研究報告会@テーマ研究「日本映画、その史的社会的諸相の研究」2012年度(もう終わったけど)


渡邉大輔です。
昨日(7月21日)、早稲田大学にて下記の研究発表を行いました。2009年から参加している、早稲田大学演劇博物館演劇映像学連携研究拠点の研究報告会です。もう終了しましたが(笑)、いちおう備忘録も兼ねてエントリに残します。

テーマ研究「日本映画、その史的社会的諸相の研究」
2012年度第2回研究報告会

演劇映像学連携研究拠点テーマ研究「日本映画、その史的社会的諸相の研究」(研究代表者:岩本憲児)が主催する公開研究会が、下記の通り開催されます。どなたでも自由に参加できます。

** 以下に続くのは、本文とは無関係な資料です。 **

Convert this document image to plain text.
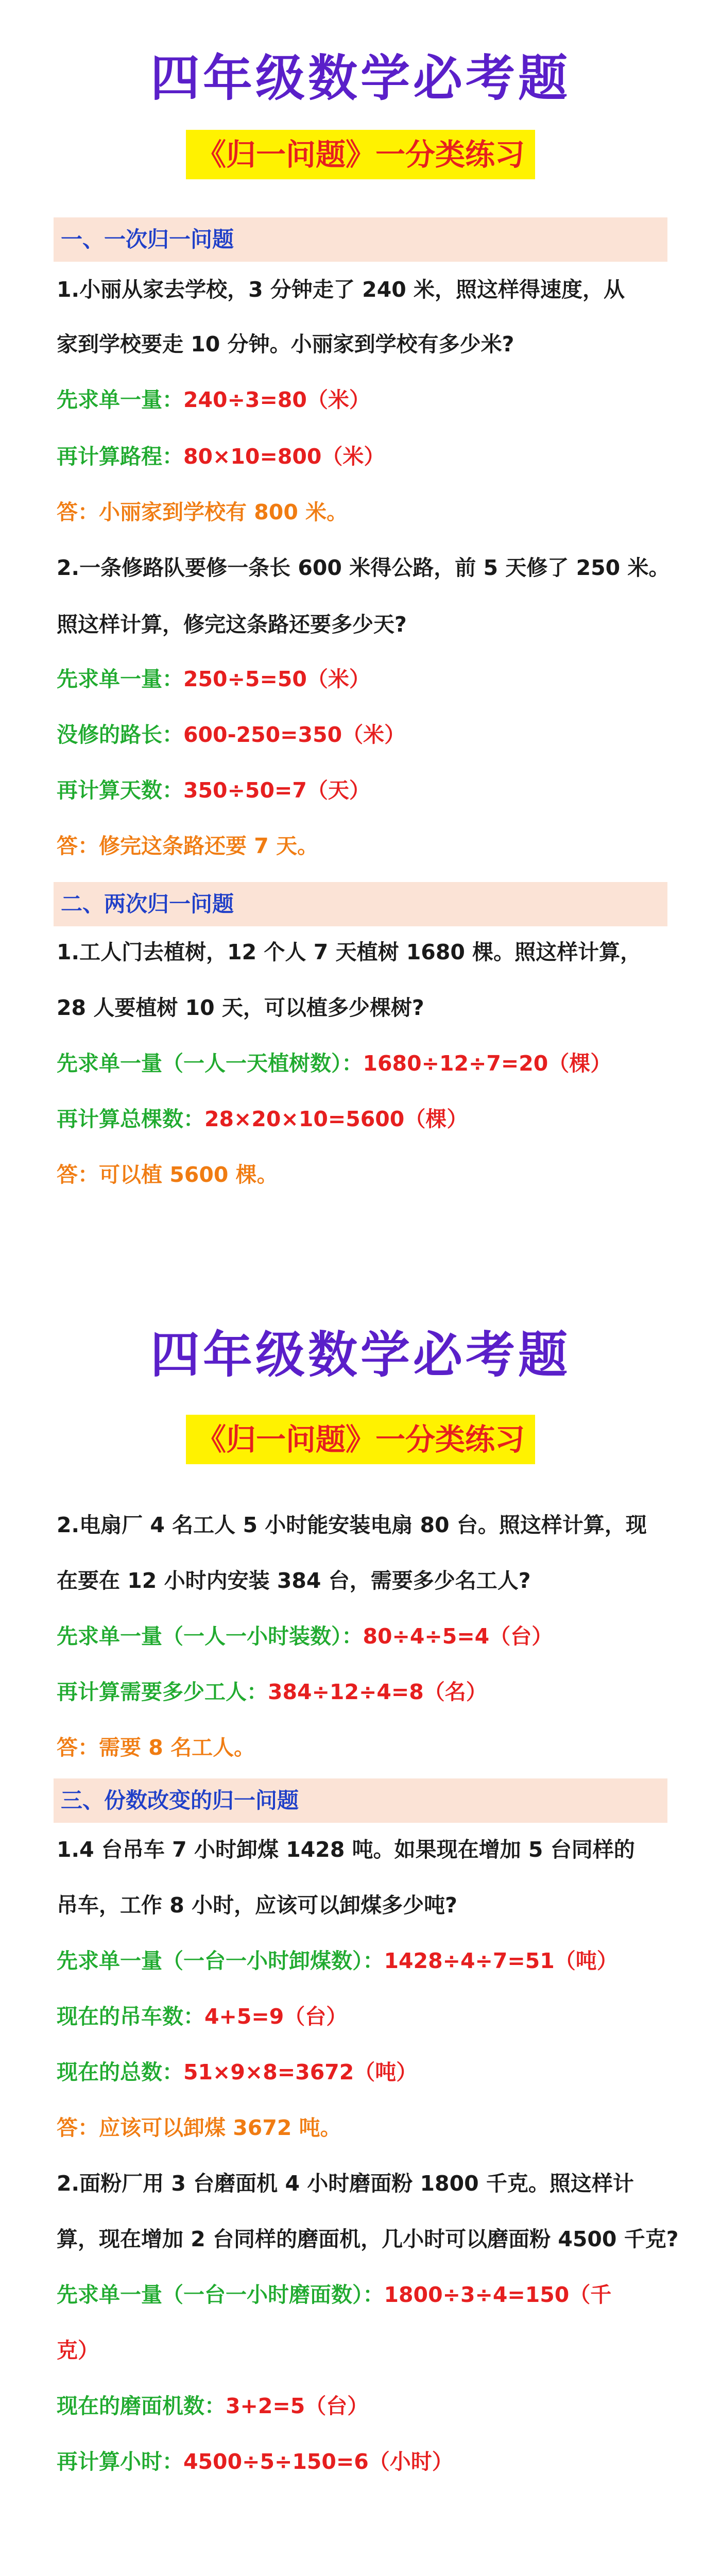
四年级数学必考题
《归一问题》一分类练习
一、一次归一问题
1.小丽从家去学校，3 分钟走了 240 米，照这样得速度，从
家到学校要走 10 分钟。小丽家到学校有多少米?
先求单一量：240÷3=80（米）
再计算路程：80×10=800（米）
答：小丽家到学校有 800 米。
2.一条修路队要修一条长 600 米得公路，前 5 天修了 250 米。
照这样计算，修完这条路还要多少天?
先求单一量：250÷5=50（米）
没修的路长：600-250=350（米）
再计算天数：350÷50=7（天）
答：修完这条路还要 7 天。
二、两次归一问题
1.工人门去植树，12 个人 7 天植树 1680 棵。照这样计算，
28 人要植树 10 天，可以植多少棵树?
先求单一量（一人一天植树数）：1680÷12÷7=20（棵）
再计算总棵数：28×20×10=5600（棵）
答：可以植 5600 棵。
四年级数学必考题
《归一问题》一分类练习
2.电扇厂 4 名工人 5 小时能安装电扇 80 台。照这样计算，现
在要在 12 小时内安装 384 台，需要多少名工人?
先求单一量（一人一小时装数）：80÷4÷5=4（台）
再计算需要多少工人：384÷12÷4=8（名）
答：需要 8 名工人。
三、份数改变的归一问题
1.4 台吊车 7 小时卸煤 1428 吨。如果现在增加 5 台同样的
吊车，工作 8 小时，应该可以卸煤多少吨?
先求单一量（一台一小时卸煤数）：1428÷4÷7=51（吨）
现在的吊车数：4+5=9（台）
现在的总数：51×9×8=3672（吨）
答：应该可以卸煤 3672 吨。
2.面粉厂用 3 台磨面机 4 小时磨面粉 1800 千克。照这样计
算，现在增加 2 台同样的磨面机，几小时可以磨面粉 4500 千克?
先求单一量（一台一小时磨面数）：1800÷3÷4=150（千
克）
现在的磨面机数：3+2=5（台）
再计算小时：4500÷5÷150=6（小时）
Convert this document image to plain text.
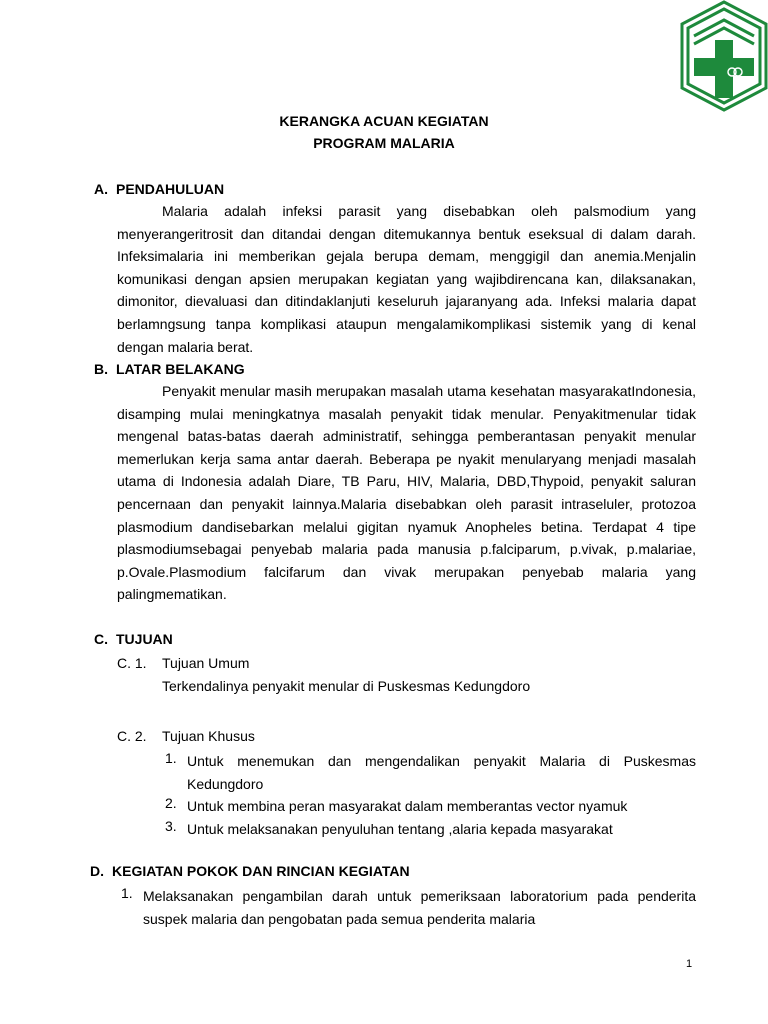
KERANGKA ACUAN KEGIATAN
PROGRAM MALARIA
A. PENDAHULUAN

Malaria adalah infeksi parasit yang disebabkan oleh palsmodium yang menyerangeritrosit dan ditandai dengan ditemukannya bentuk eseksual di dalam darah. Infeksimalaria ini memberikan gejala berupa demam, menggigil dan anemia.Menjalin komunikasi dengan apsien merupakan kegiatan yang wajibdirencana kan, dilaksanakan, dimonitor, dievaluasi dan ditindaklanjuti keseluruh jajaranyang ada. Infeksi malaria dapat berlamngsung tanpa komplikasi ataupun mengalamikomplikasi sistemik yang di kenal dengan malaria berat.

B. LATAR BELAKANG

Penyakit menular masih merupakan masalah utama kesehatan masyarakatIndonesia, disamping mulai meningkatnya masalah penyakit tidak menular. Penyakitmenular tidak mengenal batas-batas daerah administratif, sehingga pemberantasan penyakit menular memerlukan kerja sama antar daerah. Beberapa pe nyakit menularyang menjadi masalah utama di Indonesia adalah Diare, TB Paru, HIV, Malaria, DBD,Thypoid, penyakit saluran pencernaan dan penyakit lainnya.Malaria disebabkan oleh parasit intraseluler, protozoa plasmodium dandisebarkan melalui gigitan nyamuk Anopheles betina. Terdapat 4 tipe plasmodiumsebagai penyebab malaria pada manusia p.falciparum, p.vivak, p.malariae, p.Ovale.Plasmodium falcifarum dan vivak merupakan penyebab malaria yang palingmematikan.

C. TUJUAN
C. 1. Tujuan Umum
Terkendalinya penyakit menular di Puskesmas Kedungdoro
C. 2. Tujuan Khusus
1. Untuk menemukan dan mengendalikan penyakit Malaria di Puskesmas Kedungdoro
2. Untuk membina peran masyarakat dalam memberantas vector nyamuk
3. Untuk melaksanakan penyuluhan tentang ,alaria kepada masyarakat
D. KEGIATAN POKOK DAN RINCIAN KEGIATAN
1. Melaksanakan pengambilan darah untuk pemeriksaan laboratorium pada penderita suspek malaria dan pengobatan pada semua penderita malaria
1
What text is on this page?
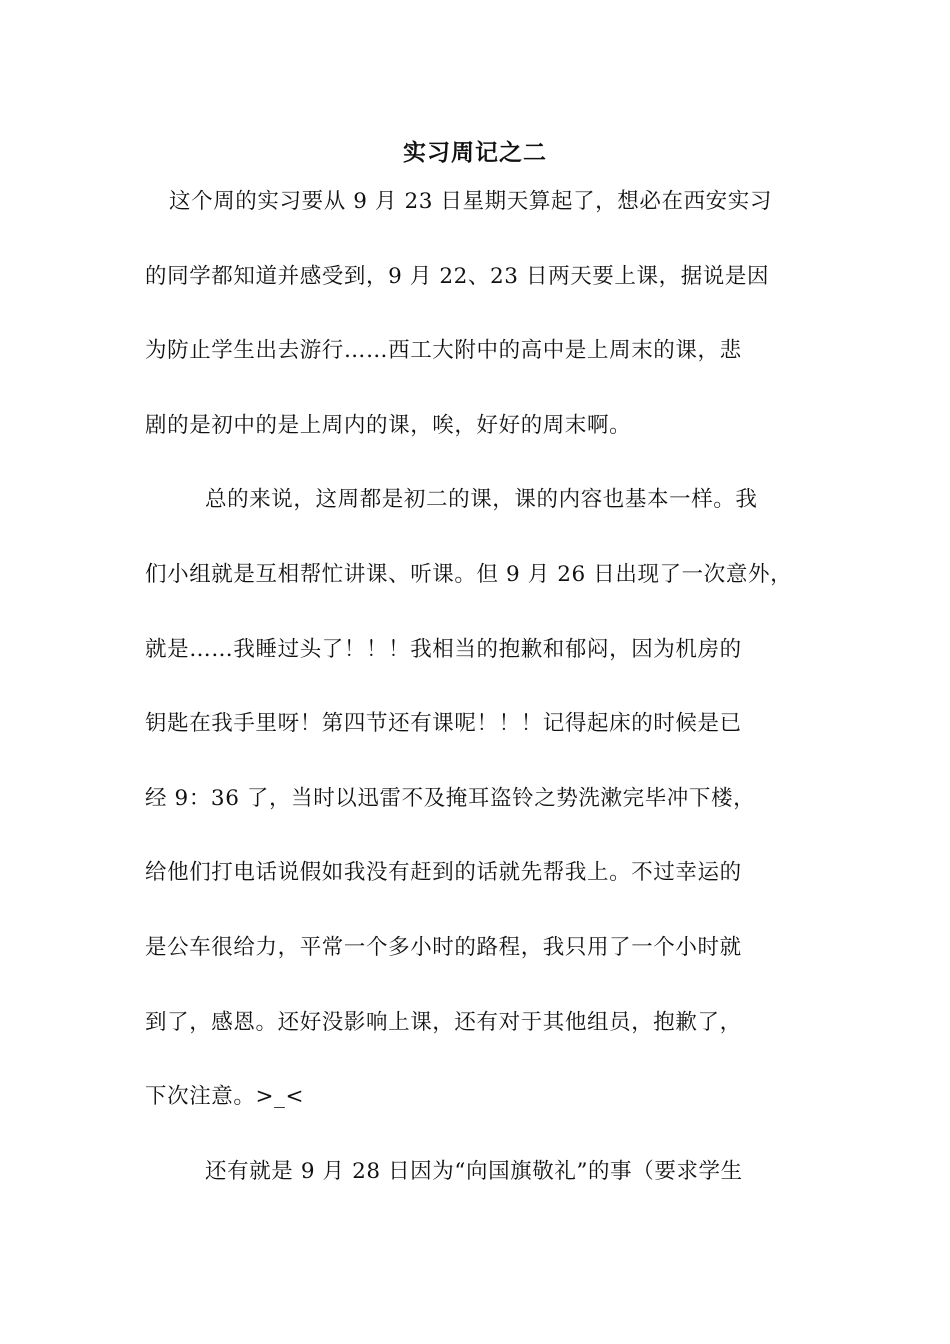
实习周记之二
这个周的实习要从 9 月 23 日星期天算起了，想必在西安实习
的同学都知道并感受到，9 月 22、23 日两天要上课，据说是因
为防止学生出去游行……西工大附中的高中是上周末的课，悲
剧的是初中的是上周内的课，唉，好好的周末啊。
总的来说，这周都是初二的课，课的内容也基本一样。我
们小组就是互相帮忙讲课、听课。但 9 月 26 日出现了一次意外，
就是……我睡过头了！！！我相当的抱歉和郁闷，因为机房的
钥匙在我手里呀！第四节还有课呢！！！记得起床的时候是已
经 9：36 了，当时以迅雷不及掩耳盗铃之势洗漱完毕冲下楼，
给他们打电话说假如我没有赶到的话就先帮我上。不过幸运的
是公车很给力，平常一个多小时的路程，我只用了一个小时就
到了，感恩。还好没影响上课，还有对于其他组员，抱歉了，
下次注意。>_<
还有就是 9 月 28 日因为“向国旗敬礼”的事（要求学生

◆「漫画映画・合作映画・色彩映画 : 占領下とその後」

◆日時 : 7月21日(土) 13:30−18:00 (13:00開場)
◆会場 : 早稲田大学早稲田キャンパス 8号館404教室
◆概要
13:30-14:30  
渡邊大輔  (日本大学芸術学部 非常勤講師) 
「占領期における漫画映画の上映と観客の実態」
本発表では、1945年の第二次大戦終結から日本が独立する52年まで――すなわちGHQによる占領統治下――アニメーション(漫画映画)の興行/上映の実態と当時の観客の反応について検討する。日本の漫画映画は、それ以前の戦中期から映画法による文化映画の強制上映措置などに伴い、比較的活発に製作が行われており、したがって、終戦直後の占領期においても政岡憲三や大藤信郎といった先駆的な製作者たちが精力的に創作活動を行っていた。しかし、一部の作品を除いては、それらの作品群は一般的な劇場で公開されることは次第に難しくなり、1950年前後を中心に起きた「映画教室運動」、それに伴う視聴覚教育の現場へと上映の場を 移していったように思われる。当時の状況を資料や言説から整理し、概観する。

14:40-15:30
イラン・グエン Ilan NGUYEN(東京芸術大学 大学院 非常勤講師)
「国際情勢から見た日本語の<アニメーション>と<アニメーショ ン作家>の流用について:大藤信郎から久里洋二への軌跡を中心に」
1950年代からフランス語圏・ 英語圏において定着した「Animation」という用語が日本において「アニメーション」、または「アニメーション作家」として流用されるようになった経緯は 明らかにされていない中、国内のその最も早い事例のいくつかを取り上げ、大藤信郎(1900-1961)、久里洋二(1928-)らの活躍と海外との関 わりを中心に、その関連で日本とフランスで発掘された資料を紹介しつつ考察する。

15:50-16:50
志村三代子 (早稲田大学演劇博物館 招聘研究員)
「ハリウッドから見た占領期の〈日本〉 :米国公文書館所蔵の対日関係資料を事例として」
1951年に公開された『東京ファイル212』は、日米合作映画第一号といわれているが、封切当時の批評が芳しくなく、また日米双方の製作会社が無名に近かったために、従来の映画史ではほとんど注目されることはなかった。だが、この作品が興味深いのは、製作を担ったブレイクストンプロが日本での撮影を実現させるために国防省に申請したシナリオの第一稿がワシントンD.Cの国立公文書館に保管されており、その第一稿のシナリオと実際の映画作品にかなりの差異が見られる点である。発表では、シナリオの第一稿と『映画評論』に掲載された日本語のシナリオ、そして映画『東京ファイル212』と日米両方の批評を比較しながら、アメリカから見た「占領下の日本」におけるイメージの特徴について考えていきたい。

17:00−18:00
岡田秀則東京国立近代美術館フィルムセンター 主任研究員)
「日本の色彩映画―<1953年>を検証する」
1953年の秋は、東宝が『花の中の娘たち』でただ一度だけ初代フジカラーに挑み、大映イーストマンカラーの『地獄門』に社運を賭け、そして東映が初期コニカラーによる『日輪』を世に問うた、日本映画にとって色彩映画システム導入の分水嶺となった時期である。翌年に撮影所の開所を迎える日活の動きも含め、この<1953年>のカラー映画事情をたどる。

発表後、ミツヨ・ワダ・マルシアーノ先生、土田環先生、アーロン・ジェロー先生、佐野明子先生に、貴重なコメントを戴きました。